足絡み(スネアー)のトラップだ。──奴の宝具は、思った以上に広範囲を覆い尽くせるものだったようだな」

「まさか、この先一帯に?」

「どうやらそのようだ──サーヴァントならまだしも、通常の人間では触れたと同時に、バラバラにされるのがオチだろう」

「ッ!」

 

 凛の臓腑が氷点下にまで冷えた。

 アーチャーに抱えられていなければ、うっかり自分がトラップを踏んでいた可能性を思うと、嫌な汗が背筋を凍らせていくのを感じる。

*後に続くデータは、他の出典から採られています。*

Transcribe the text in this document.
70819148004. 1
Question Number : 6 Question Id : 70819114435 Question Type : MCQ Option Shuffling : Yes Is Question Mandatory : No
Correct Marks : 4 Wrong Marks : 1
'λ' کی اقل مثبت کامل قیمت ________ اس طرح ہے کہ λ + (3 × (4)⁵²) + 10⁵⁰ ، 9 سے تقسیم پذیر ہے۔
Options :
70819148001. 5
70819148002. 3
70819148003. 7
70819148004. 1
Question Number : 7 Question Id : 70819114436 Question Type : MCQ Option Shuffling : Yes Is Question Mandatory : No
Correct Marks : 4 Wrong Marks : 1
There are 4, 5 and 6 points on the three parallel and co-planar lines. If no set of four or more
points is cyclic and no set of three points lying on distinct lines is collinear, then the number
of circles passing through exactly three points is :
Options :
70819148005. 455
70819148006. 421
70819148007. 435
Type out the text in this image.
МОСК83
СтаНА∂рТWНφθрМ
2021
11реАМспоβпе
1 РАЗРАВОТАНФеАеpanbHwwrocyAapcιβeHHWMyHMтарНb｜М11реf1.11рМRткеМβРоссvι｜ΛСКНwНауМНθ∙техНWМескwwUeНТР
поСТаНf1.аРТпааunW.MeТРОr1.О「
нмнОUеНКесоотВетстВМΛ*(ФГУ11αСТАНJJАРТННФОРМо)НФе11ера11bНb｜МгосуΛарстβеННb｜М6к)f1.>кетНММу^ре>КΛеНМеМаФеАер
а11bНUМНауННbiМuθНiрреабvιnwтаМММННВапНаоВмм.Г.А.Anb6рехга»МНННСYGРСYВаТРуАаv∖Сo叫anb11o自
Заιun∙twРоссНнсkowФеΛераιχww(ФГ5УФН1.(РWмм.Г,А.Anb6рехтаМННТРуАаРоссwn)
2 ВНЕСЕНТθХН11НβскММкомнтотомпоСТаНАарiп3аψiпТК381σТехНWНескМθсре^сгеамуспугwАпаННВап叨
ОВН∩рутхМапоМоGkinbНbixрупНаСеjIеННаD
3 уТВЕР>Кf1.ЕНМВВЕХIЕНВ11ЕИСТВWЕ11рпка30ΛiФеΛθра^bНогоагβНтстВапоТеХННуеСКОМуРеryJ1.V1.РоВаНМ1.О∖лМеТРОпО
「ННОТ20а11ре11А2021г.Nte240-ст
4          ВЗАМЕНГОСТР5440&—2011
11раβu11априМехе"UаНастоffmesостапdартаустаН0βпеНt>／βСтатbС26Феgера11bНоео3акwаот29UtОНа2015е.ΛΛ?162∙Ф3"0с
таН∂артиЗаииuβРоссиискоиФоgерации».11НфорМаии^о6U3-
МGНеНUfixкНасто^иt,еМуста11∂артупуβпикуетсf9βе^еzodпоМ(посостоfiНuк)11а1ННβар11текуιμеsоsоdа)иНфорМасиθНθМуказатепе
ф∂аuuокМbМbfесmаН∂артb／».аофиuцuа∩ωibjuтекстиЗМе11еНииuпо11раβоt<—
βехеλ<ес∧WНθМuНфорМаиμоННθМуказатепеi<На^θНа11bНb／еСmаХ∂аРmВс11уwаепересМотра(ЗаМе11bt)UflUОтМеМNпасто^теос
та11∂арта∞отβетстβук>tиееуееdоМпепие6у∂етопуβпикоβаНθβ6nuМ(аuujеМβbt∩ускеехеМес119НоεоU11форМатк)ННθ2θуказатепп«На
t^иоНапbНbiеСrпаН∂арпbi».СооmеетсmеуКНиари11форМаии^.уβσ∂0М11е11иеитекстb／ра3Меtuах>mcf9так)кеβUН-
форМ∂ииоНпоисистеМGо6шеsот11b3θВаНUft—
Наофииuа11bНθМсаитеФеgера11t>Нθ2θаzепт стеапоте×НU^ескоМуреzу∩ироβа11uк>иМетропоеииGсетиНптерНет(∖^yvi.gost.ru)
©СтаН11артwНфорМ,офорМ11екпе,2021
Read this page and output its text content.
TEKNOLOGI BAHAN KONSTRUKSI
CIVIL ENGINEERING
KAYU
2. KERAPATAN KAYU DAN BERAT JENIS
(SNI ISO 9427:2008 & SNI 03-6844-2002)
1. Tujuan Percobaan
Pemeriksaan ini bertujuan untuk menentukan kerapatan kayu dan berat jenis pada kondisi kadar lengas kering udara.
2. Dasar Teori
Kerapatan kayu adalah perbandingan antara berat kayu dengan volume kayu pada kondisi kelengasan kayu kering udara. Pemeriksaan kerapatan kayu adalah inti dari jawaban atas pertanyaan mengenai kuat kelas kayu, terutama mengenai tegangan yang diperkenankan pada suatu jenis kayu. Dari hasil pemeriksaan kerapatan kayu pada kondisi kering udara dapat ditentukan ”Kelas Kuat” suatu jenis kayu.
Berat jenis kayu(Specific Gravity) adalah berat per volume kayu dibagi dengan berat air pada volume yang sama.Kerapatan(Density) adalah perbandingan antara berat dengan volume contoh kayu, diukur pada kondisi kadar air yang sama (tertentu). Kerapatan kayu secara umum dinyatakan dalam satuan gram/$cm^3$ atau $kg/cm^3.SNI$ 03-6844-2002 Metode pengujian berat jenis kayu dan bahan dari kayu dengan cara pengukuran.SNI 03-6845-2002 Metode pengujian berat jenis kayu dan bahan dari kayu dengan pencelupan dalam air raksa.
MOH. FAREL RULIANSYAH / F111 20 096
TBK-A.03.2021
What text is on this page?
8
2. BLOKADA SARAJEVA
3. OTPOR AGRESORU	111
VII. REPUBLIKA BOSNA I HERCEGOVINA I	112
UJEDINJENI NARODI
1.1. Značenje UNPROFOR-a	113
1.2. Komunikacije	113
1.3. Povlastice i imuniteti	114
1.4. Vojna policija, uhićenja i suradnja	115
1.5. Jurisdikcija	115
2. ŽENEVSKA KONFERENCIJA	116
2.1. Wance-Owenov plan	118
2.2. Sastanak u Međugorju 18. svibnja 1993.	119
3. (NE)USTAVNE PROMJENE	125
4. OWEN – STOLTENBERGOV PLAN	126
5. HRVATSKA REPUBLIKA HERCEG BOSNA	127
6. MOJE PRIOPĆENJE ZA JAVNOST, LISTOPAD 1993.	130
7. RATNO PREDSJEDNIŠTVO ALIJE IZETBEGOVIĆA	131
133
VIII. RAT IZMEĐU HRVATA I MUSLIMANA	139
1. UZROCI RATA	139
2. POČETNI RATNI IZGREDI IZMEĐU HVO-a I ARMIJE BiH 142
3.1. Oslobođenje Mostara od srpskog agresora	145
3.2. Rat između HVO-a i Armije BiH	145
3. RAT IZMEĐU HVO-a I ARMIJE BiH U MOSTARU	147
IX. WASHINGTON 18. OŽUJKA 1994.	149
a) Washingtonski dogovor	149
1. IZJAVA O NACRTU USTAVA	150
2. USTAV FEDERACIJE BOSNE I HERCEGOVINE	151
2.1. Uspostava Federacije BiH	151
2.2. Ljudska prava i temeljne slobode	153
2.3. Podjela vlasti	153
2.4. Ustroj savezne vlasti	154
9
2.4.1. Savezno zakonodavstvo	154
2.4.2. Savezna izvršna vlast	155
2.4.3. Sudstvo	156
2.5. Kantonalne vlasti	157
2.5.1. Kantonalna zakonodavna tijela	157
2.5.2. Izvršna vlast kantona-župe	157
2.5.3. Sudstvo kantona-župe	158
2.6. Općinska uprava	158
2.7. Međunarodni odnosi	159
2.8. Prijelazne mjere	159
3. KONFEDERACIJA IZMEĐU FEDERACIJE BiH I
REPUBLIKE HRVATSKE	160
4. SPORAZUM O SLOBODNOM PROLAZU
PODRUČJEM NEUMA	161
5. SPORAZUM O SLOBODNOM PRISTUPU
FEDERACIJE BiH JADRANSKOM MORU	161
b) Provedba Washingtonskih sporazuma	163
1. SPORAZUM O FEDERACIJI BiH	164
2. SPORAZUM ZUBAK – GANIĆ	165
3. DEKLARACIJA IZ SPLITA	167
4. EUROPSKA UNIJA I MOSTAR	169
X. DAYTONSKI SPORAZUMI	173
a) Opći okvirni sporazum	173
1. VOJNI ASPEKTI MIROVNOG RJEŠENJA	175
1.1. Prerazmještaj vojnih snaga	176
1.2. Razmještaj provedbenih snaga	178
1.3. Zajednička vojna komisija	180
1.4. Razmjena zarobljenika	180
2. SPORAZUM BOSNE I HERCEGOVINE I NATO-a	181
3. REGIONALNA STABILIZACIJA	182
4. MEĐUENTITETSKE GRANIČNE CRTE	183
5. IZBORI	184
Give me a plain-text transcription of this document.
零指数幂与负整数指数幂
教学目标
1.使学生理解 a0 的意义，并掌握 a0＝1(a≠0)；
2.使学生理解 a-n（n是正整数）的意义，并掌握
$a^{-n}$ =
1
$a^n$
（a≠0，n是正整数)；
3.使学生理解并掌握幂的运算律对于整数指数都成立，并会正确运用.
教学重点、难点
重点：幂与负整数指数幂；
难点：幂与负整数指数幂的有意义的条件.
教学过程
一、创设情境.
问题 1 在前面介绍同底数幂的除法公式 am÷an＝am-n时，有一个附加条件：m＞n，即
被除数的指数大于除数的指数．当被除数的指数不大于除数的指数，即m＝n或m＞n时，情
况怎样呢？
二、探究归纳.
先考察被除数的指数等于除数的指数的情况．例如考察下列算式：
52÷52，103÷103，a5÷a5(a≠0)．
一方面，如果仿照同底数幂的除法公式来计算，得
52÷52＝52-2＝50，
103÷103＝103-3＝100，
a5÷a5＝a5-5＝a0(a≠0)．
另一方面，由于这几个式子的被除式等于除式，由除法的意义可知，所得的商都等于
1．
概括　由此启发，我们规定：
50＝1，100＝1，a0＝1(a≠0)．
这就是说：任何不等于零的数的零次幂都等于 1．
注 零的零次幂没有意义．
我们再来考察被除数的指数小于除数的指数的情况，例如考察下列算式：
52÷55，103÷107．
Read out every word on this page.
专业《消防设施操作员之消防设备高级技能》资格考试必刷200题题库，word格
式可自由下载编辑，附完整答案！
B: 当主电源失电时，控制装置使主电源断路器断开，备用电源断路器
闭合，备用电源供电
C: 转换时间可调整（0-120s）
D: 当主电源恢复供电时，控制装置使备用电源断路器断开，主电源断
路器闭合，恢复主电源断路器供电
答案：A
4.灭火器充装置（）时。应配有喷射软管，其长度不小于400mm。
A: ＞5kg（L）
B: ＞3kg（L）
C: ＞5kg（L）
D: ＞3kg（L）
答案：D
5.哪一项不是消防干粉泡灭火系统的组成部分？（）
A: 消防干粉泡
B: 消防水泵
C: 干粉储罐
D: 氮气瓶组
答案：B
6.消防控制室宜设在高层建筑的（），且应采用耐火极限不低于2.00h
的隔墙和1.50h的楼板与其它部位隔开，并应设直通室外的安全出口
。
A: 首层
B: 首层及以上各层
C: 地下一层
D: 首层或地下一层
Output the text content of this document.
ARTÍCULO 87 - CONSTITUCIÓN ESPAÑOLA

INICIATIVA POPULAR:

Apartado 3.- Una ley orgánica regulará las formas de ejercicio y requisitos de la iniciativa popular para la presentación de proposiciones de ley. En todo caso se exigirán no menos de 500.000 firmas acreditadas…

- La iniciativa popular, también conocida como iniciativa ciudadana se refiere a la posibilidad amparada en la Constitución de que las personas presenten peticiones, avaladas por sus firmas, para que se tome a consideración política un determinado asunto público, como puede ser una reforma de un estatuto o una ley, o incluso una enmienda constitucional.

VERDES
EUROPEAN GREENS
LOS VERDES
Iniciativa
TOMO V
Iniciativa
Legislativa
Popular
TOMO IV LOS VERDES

 自分が今、見ることのできない巨大な蜘蛛の巣にがんじ絡めにされた気を味わうのは、いかにも嫌な気分を覚えた。

 

「……いかんな。退路を絶たれた」

 

 振り返り白黒の剣を構える弓兵の先に、サーヴァントの気配。

 

「終わりといたしましょう、冬木のアーチャーと、そのマスター」

「──ふん。随分となめた物言いじゃない? もう勝利宣言?」

 

 凛は微笑みすら浮かべて、トリスタンに向かい合う。

 あからさまな虚勢だとトリスタンには見えた。

 

「あなた方の勝ち筋は潰えている。我が“痛哭の幻奏(フェイルノート)”によって編まれた罠は、いかな魔術師であろうと致命的な代物。このような場に、この建物に逃げ込んだ時点で、我が糸からなる牢獄に囲われるは必定の運命だったのです」

「だから諦めろって?」

 

 遠坂凛は鼻を鳴らした。心の底から敵サーヴァントの認識の甘さを笑ってみせる。

 

「お生憎様(あいにくさま)。この程度の戦況で、白旗を振ってあげるつもりはないわよ?」

「……不毛な。何故そこまで頑迷な物言いを。もはや貴女方に、逃げ道などないというのに?」

「逃げ道?

 ご心配なく──もう、これ以上、“逃げる必要がなくなった”──ただ、それだけのことよ!」

「──フ。その意気だ、凛」

 

 惚れ惚れしたという風に微笑む英霊(アーチャー)と共に、己の敵へと向かい合う凛。

 それと対峙するトリスタンは、悲嘆の吐息をこれでもかと吐き落とした。

 

「真に素晴らしい敢闘の心構え……此度の敵でなければ、ぜひとも我等が円卓の陣営に、我が王の幕下にお迎えしたいところでした──致し方ない」

 

 トリスタンの細い眼が、ほんの微かに、見開かれた────

 その瞳に宿る色は、本気で獲物と認めたものを狩り取らんとする鷹の目を彷彿(ほうふつ)とさせる冷たい(いろどり)に満ちている。

 

「────始めましょう。悲しみの歌を」

 

 凛は肌で感じた。

 騎士の本気が総身を切り刻む──その前に。

 

「やるわよ、アーチャー!」

「承知した!」

 

 真空の矢による連弾。

 それをアーチャーの弓矢が悉く撃墜していく。

 凛は迷うことなく、コートの懐に手を伸ばした──── 

 

 

 

 

 

 

 ・

 

 

 

 

 

 冬木市内の中心に流れる未遠(みおん)川、そこに横たわる大きな橋の知覚で、その人物は車から降りた。

 朝の陽光を受けて、長い金髪が後光のごとく煌めきを放つ。

 

「ここまで乗せてくださって、ありがとうございました。マッケンジーさん」

「いや、なんのなんの。女の子の一人旅、十分気を付けて」

「よければ、おじいさんたちの家に来てね。私たち当分そこにいるはずだから」

「じゃあねー、おねえちゃん!」

 

 再度の感謝と共にお辞儀する可憐な女性。

 相乗りを快く受け入れてくれた親子三人に手を振って、彼らの未来に幸多からんことを、神に祈る。

 

「……さて、ここが冬木、ですか」

 

 河川に吹き込む清涼な朝の空気。

 本当に、こんなにも平和な光景が、魔術儀式の舞台であるとは、俄かには信じがたい。

 

「此度の聖杯戦争。その運用が正しくなされているかどうか見極めるため、召喚された…………そんな単純な話ではなさそうですね」

 

 とりあえず、彼女は地図を広げる。

 目指すはこの地における聖杯戦争の監督役……その任を受けた二人の神父を訪れるべきか。

 

「では──よいしょ、と」

 

 サーヴァントの乙女は、キャリーケースを引いて歩きだした。

 鉄橋のアーチの上から彼女を見下ろす、鳩たちの視線を極力無視しながら。